Gallinée utilise, quant à elle, des bactéries désactivées de la famille des Lactobacilles, ces probiotiques sont très doux pour la peau et aident à soutenir le microbiome et la fonction barrière de la peau.
Les prébiotiques
Ils ont pour mission de nourrir et favoriser le bon développement des probiotiques : ce sont des sucres simples ou complexes, issus de fibres végétales qui nourrissent les bonnes bactéries de la peau et qui aident à soutenir la barrière cutanée, avec une action antibactérienne contre les mauvaises bactéries.
Les post-biotiques
Ce sont les molécules secrétées par les probiotiques qui les miment et ont sur eux des effets bienfaisants.
Le plus utilisé est l’acide lactique. Elles permettent le maintien d’un état favorable à un microbiome équilibré et sain.

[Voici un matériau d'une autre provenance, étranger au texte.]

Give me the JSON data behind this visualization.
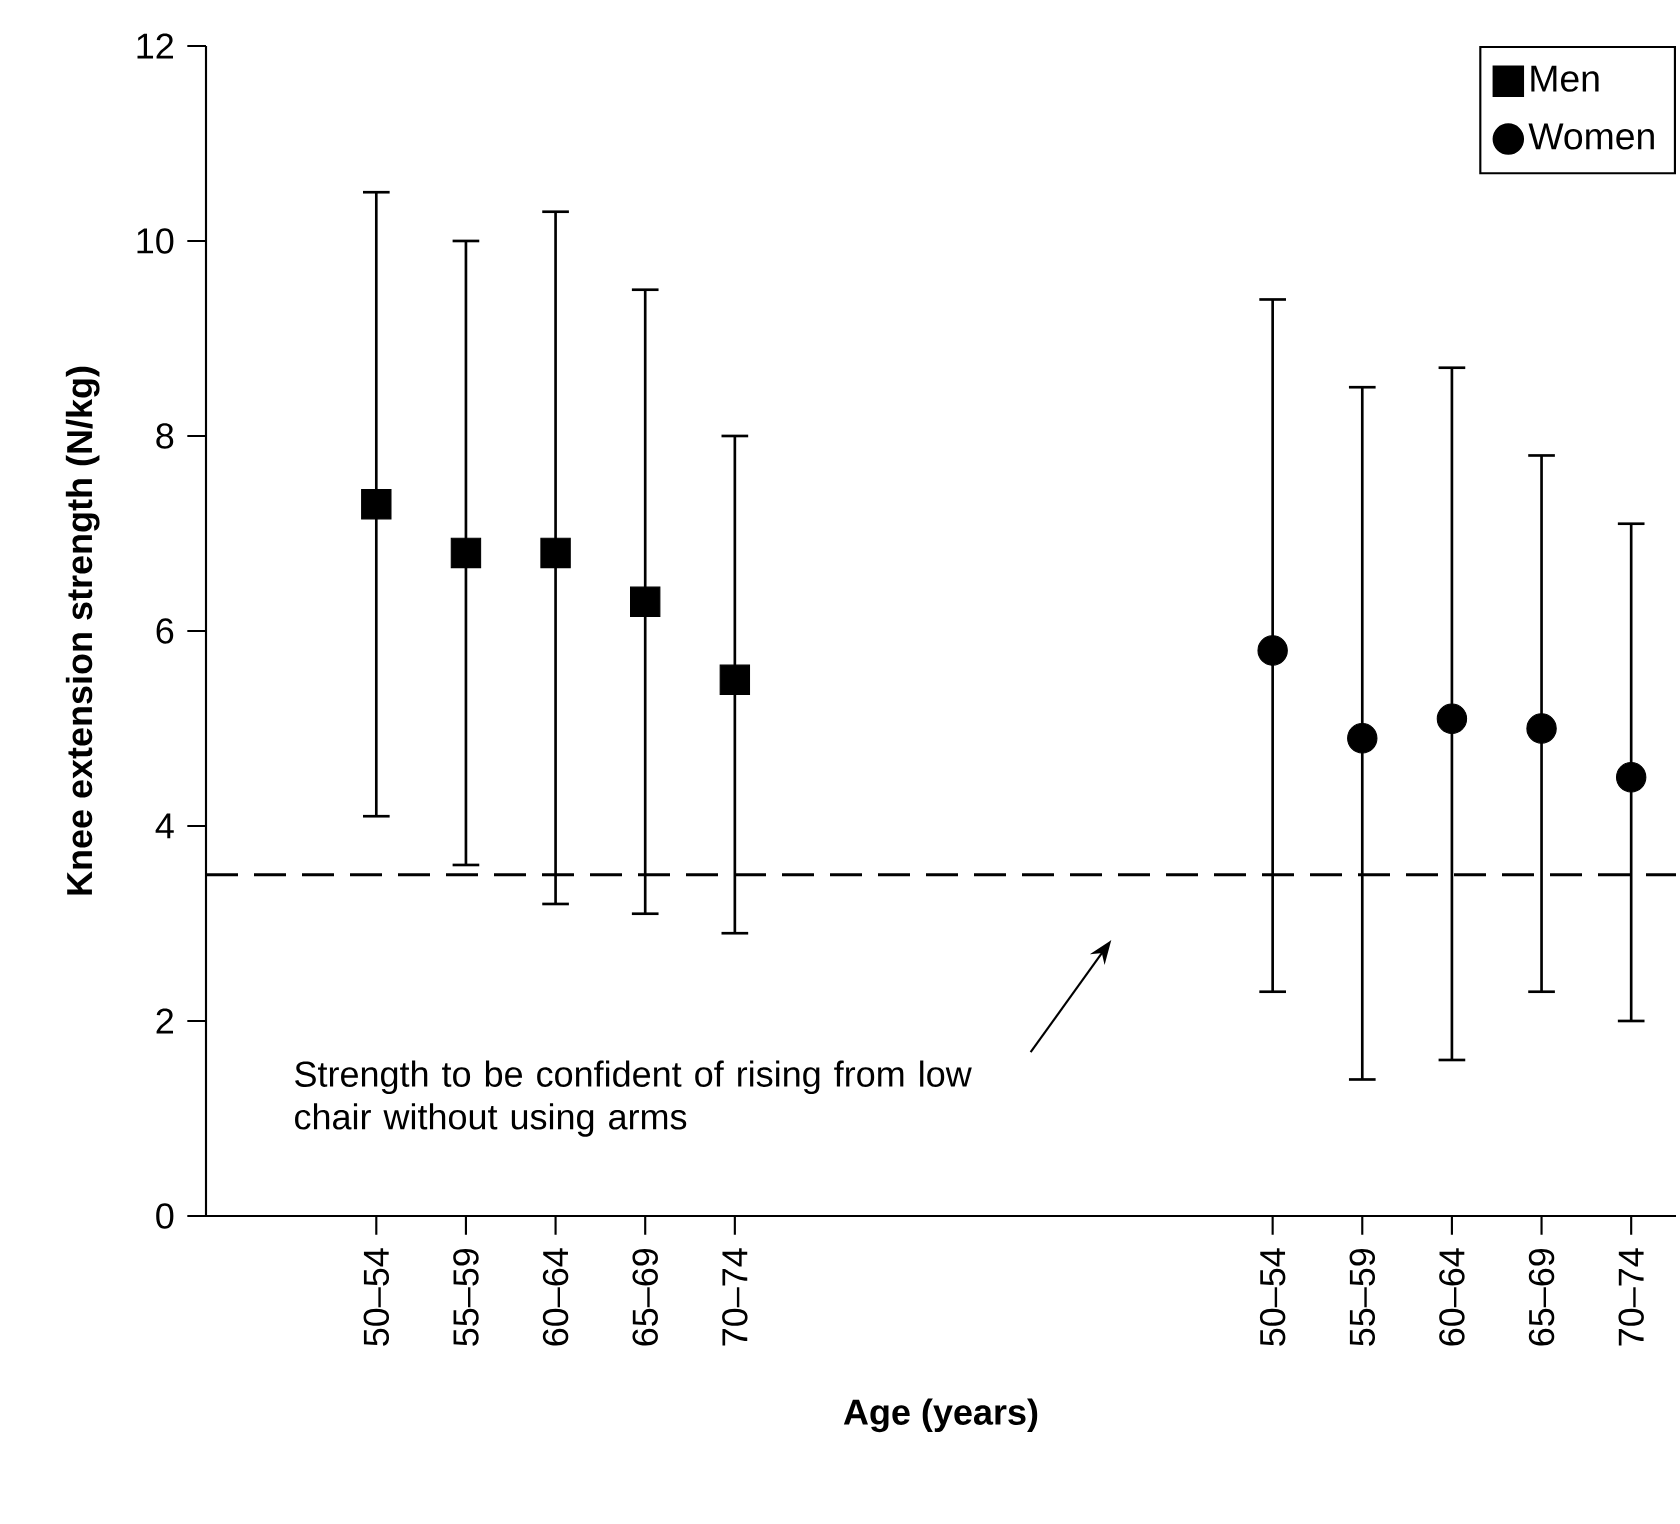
{
  "chart_data": {
    "type": "scatter",
    "xlabel": "Age (years)",
    "ylabel": "Knee extension strength (N/kg)",
    "categories": [
      "50–54",
      "55–59",
      "60–64",
      "65–69",
      "70–74",
      null,
      null,
      null,
      null,
      null,
      "50–54",
      "55–59",
      "60–64",
      "65–69",
      "70–74"
    ],
    "series": [
      {
        "name": "Men",
        "color": "#000000",
        "marker": "square",
        "values": [
          7.3,
          6.8,
          6.8,
          6.3,
          5.5,
          null,
          null,
          null,
          null,
          null,
          null,
          null,
          null,
          null,
          null
        ],
        "errors": [
          [
            4.1,
            10.5
          ],
          [
            3.6,
            10.0
          ],
          [
            3.2,
            10.3
          ],
          [
            3.1,
            9.5
          ],
          [
            2.9,
            8.0
          ],
          null,
          null,
          null,
          null,
          null,
          null,
          null,
          null,
          null,
          null
        ]
      },
      {
        "name": "Women",
        "color": "#000000",
        "marker": "circle",
        "values": [
          null,
          null,
          null,
          null,
          null,
          null,
          null,
          null,
          null,
          null,
          5.8,
          4.9,
          5.1,
          5.0,
          4.5
        ],
        "errors": [
          null,
          null,
          null,
          null,
          null,
          null,
          null,
          null,
          null,
          null,
          [
            2.3,
            9.4
          ],
          [
            1.4,
            8.5
          ],
          [
            1.6,
            8.7
          ],
          [
            2.3,
            7.8
          ],
          [
            2.0,
            7.1
          ]
        ]
      }
    ],
    "ylim": [
      0,
      12
    ],
    "yticks": [
      0,
      2,
      4,
      6,
      8,
      10,
      12
    ],
    "legend": "top right",
    "annotations": [
      "Strength to be confident of rising from low chair without using arms"
    ],
    "ref_lines": [
      {
        "axis": "y",
        "value": 3.5,
        "line_style": "dashed",
        "color": "#000000"
      }
    ]
  }
}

Des actifs végétaux fermentés ou à forte teneur en prébiotiques
Gallinée utilise par exemple un extrait de yacon, une racine de la même famille que les topinambours, qui contient une des plus hautes teneurs en prébiotiques du règne végétal.
Biosme intègre, dans certaines de ses formules, un extrait de papaye fermenté qui soigne la peau en profondeur et unifie le teint.

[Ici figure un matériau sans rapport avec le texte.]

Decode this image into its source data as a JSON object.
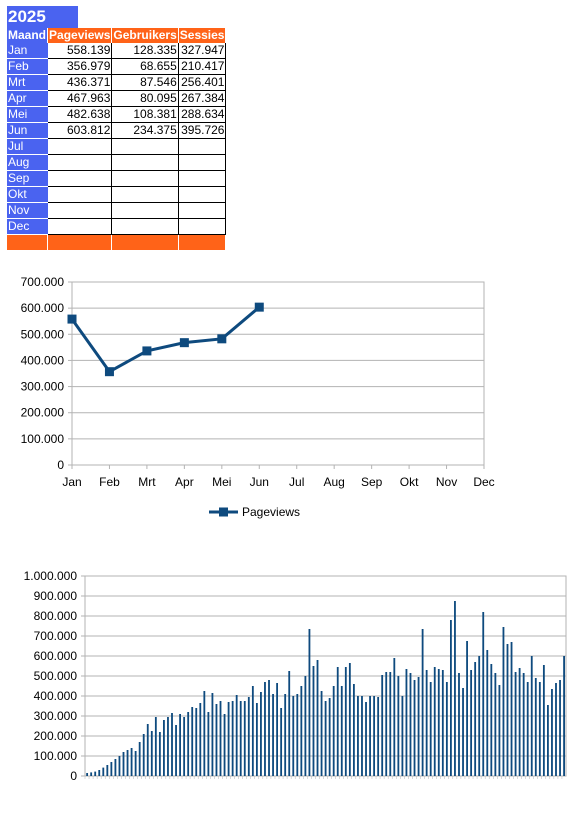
{
  "sheet": {
    "year": "2025",
    "headers": [
      "Maand",
      "Pageviews",
      "Gebruikers",
      "Sessies"
    ],
    "rows": [
      {
        "month": "Jan",
        "pageviews": "558.139",
        "users": "128.335",
        "sessions": "327.947"
      },
      {
        "month": "Feb",
        "pageviews": "356.979",
        "users": "68.655",
        "sessions": "210.417"
      },
      {
        "month": "Mrt",
        "pageviews": "436.371",
        "users": "87.546",
        "sessions": "256.401"
      },
      {
        "month": "Apr",
        "pageviews": "467.963",
        "users": "80.095",
        "sessions": "267.384"
      },
      {
        "month": "Mei",
        "pageviews": "482.638",
        "users": "108.381",
        "sessions": "288.634"
      },
      {
        "month": "Jun",
        "pageviews": "603.812",
        "users": "234.375",
        "sessions": "395.726"
      },
      {
        "month": "Jul",
        "pageviews": "",
        "users": "",
        "sessions": ""
      },
      {
        "month": "Aug",
        "pageviews": "",
        "users": "",
        "sessions": ""
      },
      {
        "month": "Sep",
        "pageviews": "",
        "users": "",
        "sessions": ""
      },
      {
        "month": "Okt",
        "pageviews": "",
        "users": "",
        "sessions": ""
      },
      {
        "month": "Nov",
        "pageviews": "",
        "users": "",
        "sessions": ""
      },
      {
        "month": "Dec",
        "pageviews": "",
        "users": "",
        "sessions": ""
      }
    ],
    "colors": {
      "month_col": "#4a63f0",
      "header": "#ff6318"
    }
  },
  "chart_data": [
    {
      "type": "line",
      "categories": [
        "Jan",
        "Feb",
        "Mrt",
        "Apr",
        "Mei",
        "Jun",
        "Jul",
        "Aug",
        "Sep",
        "Okt",
        "Nov",
        "Dec"
      ],
      "series": [
        {
          "name": "Pageviews",
          "values": [
            558139,
            356979,
            436371,
            467963,
            482638,
            603812,
            null,
            null,
            null,
            null,
            null,
            null
          ],
          "color": "#0e4a7e"
        }
      ],
      "ylim": [
        0,
        700000
      ],
      "yticks": [
        "0",
        "100.000",
        "200.000",
        "300.000",
        "400.000",
        "500.000",
        "600.000",
        "700.000"
      ],
      "grid": true,
      "legend": "bottom",
      "marker": "square"
    },
    {
      "type": "bar",
      "series": [
        {
          "values": [
            15000,
            18000,
            22000,
            30000,
            42000,
            55000,
            70000,
            85000,
            100000,
            120000,
            130000,
            140000,
            125000,
            170000,
            210000,
            260000,
            225000,
            295000,
            220000,
            280000,
            295000,
            315000,
            255000,
            310000,
            295000,
            320000,
            345000,
            340000,
            365000,
            425000,
            320000,
            415000,
            360000,
            375000,
            310000,
            370000,
            375000,
            405000,
            375000,
            375000,
            395000,
            450000,
            365000,
            420000,
            470000,
            480000,
            410000,
            465000,
            340000,
            410000,
            525000,
            400000,
            410000,
            450000,
            500000,
            735000,
            550000,
            580000,
            425000,
            375000,
            390000,
            450000,
            545000,
            450000,
            545000,
            565000,
            460000,
            400000,
            400000,
            370000,
            400000,
            400000,
            395000,
            505000,
            520000,
            520000,
            590000,
            500000,
            400000,
            535000,
            515000,
            480000,
            495000,
            735000,
            530000,
            470000,
            545000,
            535000,
            530000,
            470000,
            780000,
            875000,
            515000,
            440000,
            675000,
            530000,
            570000,
            600000,
            820000,
            630000,
            560000,
            515000,
            455000,
            745000,
            660000,
            670000,
            520000,
            540000,
            515000,
            470000,
            600000,
            490000,
            470000,
            555000,
            355000,
            435000,
            465000,
            480000,
            600000
          ],
          "color": "#0e4a7e"
        }
      ],
      "ylim": [
        0,
        1000000
      ],
      "yticks": [
        "0",
        "100.000",
        "200.000",
        "300.000",
        "400.000",
        "500.000",
        "600.000",
        "700.000",
        "800.000",
        "900.000",
        "1.000.000"
      ],
      "grid": true
    }
  ]
}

Les fournisseurs d’ingrédients cosmétiques montrent également un engouement certain pour ce nouveau segment :
- Vytrus Biotech a développé Kannabia SensePLF, un traitement prébiotique innovant qui stimule le microbiote de la peau pour produire un cocktail post-biotique in situ boostant la synthèse d’ocytocine dans les kératinocytes.
Les molécules générées dans les kératinocytes activent la production d’ocytocine dans les neurones sensoriels, communiquant avec le cerveau et conduisant ainsi à une réponse de bien-être cutané.
- CLR commercialise CutiBiome, un actif capable de réduire la formation de lésions acnéiques et la desquamation du cuir chevelu.
- Solabia a développé Bioecolia, un prébiotique qui préserve l’écosystème du corps en maintenant l’équilibre du microbiote.
Il rééquilibre le paysage bactérien, fortifie la barrière microbiologique de la peau et renforce les défenses naturelles du corps en stimulant la production de peptides antimicrobiens, marqueurs clés de l’immunité.
Cet actif trouvera toute sa place dans les soins enfants, anti-acné, hygiène intime ou encore capillaire.
- Codif a développé Capibiome, un actif capillaire qui permet le rééquilibrage du microbiote du cuir chevelu, la diminution des pellicules et la diminution des démangeaisons et des picotements.
Favoriser la biodiversité du microbiome pour un écosystème cutané harmonieux, tel est l’un des enjeux de l’industrie cosmétique, sur lequel il faudra dorénavant compter.
Cet engouement s’accompagne par ailleurs d’un intérêt accru pour le concept de naturalité et la diminution de l’usage de substances chimiques pouvant avoir un effet délétère sur la peau.
En utilisant des cosmétiques naturels et respectueux de notre microbiome, en changeant nos routines de soin, en vivant plus près de la nature, nous pouvons retrouver une symbiose harmonieuse avec l’ensemble des micro-organismes qui nous entourent.
Ce nouveau segment -nécessitant un conseil important de par sa technicité- devrait trouver toute sa place en institut où le conseil est d’or.